In January of 2003, a land-use feasibility study of the Terre Haute property, the Conway School of Landscape Design mentioned a “significant archeological discovery”.

In 1911, workers who were pumping water from Mountain Pond discovered a Native American canoe which was sunk in about 40 feet of water by loaded stones. The canoe is believed to date back to the late 16th to early 17th century. The study also states that, “the presence of ledges and rocky outcrops on the Terre Haute property is an indicator of potential use of Terre Haute by Native Americans for camps. Native American tools and sites have been identified in the region by the Connecticut Office of State Archaeology, and highly sensitive sites have also been identified within the industrial park.”

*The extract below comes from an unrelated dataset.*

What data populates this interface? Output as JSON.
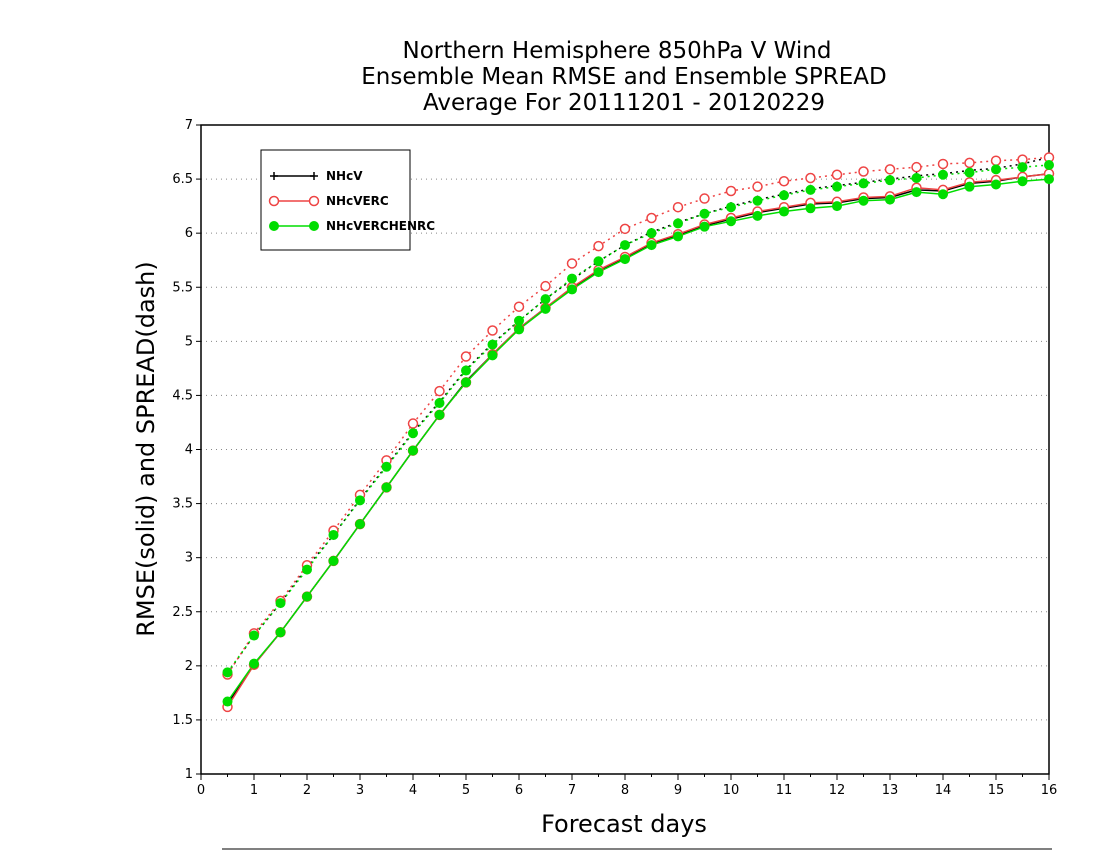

The study references the former land-use patterns for Terre Haute dating back to 1878 when the Town of Bethel purchased the watershed lands. “Historical uses associated with the Terre Haute property in the 1900s include management of the forest for wood lots, use of the dammed ice pond for ice harvesting, harvesting of lumber used in lime processing, for charcoal and timber gravel mining, and residential use.”

The canoe, while on display at the Connecticut State Museum of Natural History at UConn

I hope that you enjoyed reading about what I believe is Bethel’s historical gem, Terre Haute.

I also hope that the Town of Bethel chooses to be good stewards toward the preservation of this property for future generations to enjoy and appreciate what once was Terre Haute.

Special thanks to Ken Daniels, Sherry (Hahndorf) Buczek, Walter Lasley and Patrick Wild for their contributions.